PANTAU LAMPUNG– Festival Sastra Internasional Gunung Bintan (FSIGB) 2025 kembali digelar di Tanjungpinang, ibukota Provinsi Kepulauan Riau, pada 28 hingga 31 Oktober 2025. Demikian disampaikan oleh Datuk Seri Rida K Liamsi, penanggung jawab FSIGB 2025, Kamis, 21 Agustus 2025.
Menurut Rida, FSIGB 2025 merupakan gelaran tahunan yang memasuki penyelenggaraan kedelapan kalinya. Festival ini telah menjadi salah satu acara sastra bergengsi di kawasan Melayu serantau dan secara konsisten mempromosikan karya-karya penulis serta sastrawan dari Kepri maupun negara tetangga. Acara ini diselenggarakan bersama oleh Pemerintah Daerah Kepri melalui Dinas Kebudayaan, didukung Perhimpunan Penulis Kepri (PPK) dan Yayasan Jembia Emas.
Festival tahun ini akan diikuti sekitar 125 penyair yang diundang secara khusus. Para peserta berasal dari berbagai provinsi di Indonesia, serta negara tetangga seperti Malaysia, Singapura, Brunei Darussalam, dan Thailand. Acara akan dipusatkan di Gedung Seri Inderasakti, Lembaga Adat Melayu (LAM) Kepri, dengan rangkaian kegiatan sastra yang beragam, mulai dari seminar, pembacaan puisi bersama, penerbitan antologi, hingga pameran karya sastra.
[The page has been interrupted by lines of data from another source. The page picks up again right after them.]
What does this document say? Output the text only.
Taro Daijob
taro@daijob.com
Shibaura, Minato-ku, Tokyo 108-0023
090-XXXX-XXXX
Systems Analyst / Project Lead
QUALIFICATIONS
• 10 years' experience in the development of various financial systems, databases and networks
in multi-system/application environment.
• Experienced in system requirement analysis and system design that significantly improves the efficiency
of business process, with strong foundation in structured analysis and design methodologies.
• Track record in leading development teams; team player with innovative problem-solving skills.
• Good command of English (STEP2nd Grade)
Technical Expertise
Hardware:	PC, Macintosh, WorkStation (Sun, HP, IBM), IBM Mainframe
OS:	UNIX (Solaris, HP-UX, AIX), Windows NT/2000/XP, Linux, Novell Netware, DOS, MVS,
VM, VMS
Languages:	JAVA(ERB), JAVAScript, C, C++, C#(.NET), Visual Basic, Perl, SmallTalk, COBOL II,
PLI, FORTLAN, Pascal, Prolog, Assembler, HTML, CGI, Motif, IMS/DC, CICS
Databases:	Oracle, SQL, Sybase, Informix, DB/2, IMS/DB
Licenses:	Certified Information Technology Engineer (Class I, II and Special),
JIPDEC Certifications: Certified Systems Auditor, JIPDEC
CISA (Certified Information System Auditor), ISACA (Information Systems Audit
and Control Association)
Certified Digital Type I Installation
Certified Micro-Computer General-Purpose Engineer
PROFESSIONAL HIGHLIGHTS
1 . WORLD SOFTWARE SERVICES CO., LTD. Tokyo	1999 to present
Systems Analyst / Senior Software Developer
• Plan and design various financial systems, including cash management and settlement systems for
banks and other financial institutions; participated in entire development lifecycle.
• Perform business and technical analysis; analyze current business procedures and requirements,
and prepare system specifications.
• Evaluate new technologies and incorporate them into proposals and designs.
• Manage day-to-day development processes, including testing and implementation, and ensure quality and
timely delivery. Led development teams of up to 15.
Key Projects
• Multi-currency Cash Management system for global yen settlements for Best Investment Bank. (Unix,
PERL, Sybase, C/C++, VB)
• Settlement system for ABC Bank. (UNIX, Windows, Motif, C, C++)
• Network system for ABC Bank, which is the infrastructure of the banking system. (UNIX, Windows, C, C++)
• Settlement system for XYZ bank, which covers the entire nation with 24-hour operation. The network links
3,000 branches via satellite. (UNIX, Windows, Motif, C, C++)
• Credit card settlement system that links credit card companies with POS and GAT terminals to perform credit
Seminar sastra akan mengangkat topik “Karya-Karya Pengarang Kepri dan Pengaruhnya terhadap Perkembangan Kesusasteraan di Rantau Melayu”. Beberapa pembicara yang akan hadir antara lain Dr. Mukjizah (Jakarta), Maman S. Mahayana (Jakarta), Prof. Hasanudin WS (Sumatera Barat), Datuk Seri Taufik Ikram Jamil (Riau), Dr. Haryatie Abd Rahman (Malaysia), Dr. Azhar Ibrahim (Singapura), dan Prof. Abdul Malik (Kepri). Seminar ini diharapkan mampu memberikan wawasan baru bagi peserta dan meningkatkan apresiasi terhadap karya sastra Melayu.
Selain seminar, peserta FSIGB 2025 akan mengikuti sesi pembacaan puisi secara kolektif. Antologi puisi “Jazirah 25” juga akan diterbitkan, berisi karya-karya peserta FSIGB yang mencerminkan kreativitas dan keberagaman sastra Melayu dan Indonesia. Pameran karya sastra juga menjadi bagian penting, menampilkan buku dan manuskrip pengarang Kepri dari zaman Kerajaan Riau-Lingga seperti Bilal Abu, Raja Ahmad Engku Haji Tua, dan Raja Ali Haji, hingga sastrawan modern seperti Sutardji Calzoum Bachri, Hasan Aspahani, serta penulis muda Kepri, termasuk Riawani Elita dan Natasha Anhar yang menulis dalam bahasa asing.
Rida menambahkan bahwa FSIGB 2025 digelar dalam rangka memperingati ulang tahun Provinsi Kepri sekaligus Bulan Bahasa. Tahun ini terdapat beberapa perbedaan dibandingkan penyelenggaraan sebelumnya, terutama dalam seleksi peserta dan kegiatan. Misalnya, tahun ini tidak ada peluncuran bersama 100 buku puisi karya peserta maupun ziarah budaya seperti tahun-tahun sebelumnya.
Tema FSIGB 2025 tetap sama seperti tahun sebelumnya, yaitu “Memperkukuh dan Memperkasa Ukhuwah Asy-Syuara” atau persaudaraan para penyair. Tema ini menegaskan komitmen festival untuk mempererat hubungan antarpenyair, sekaligus menjadi wadah untuk menampilkan kreativitas literasi Melayu di tingkat nasional maupun internasional.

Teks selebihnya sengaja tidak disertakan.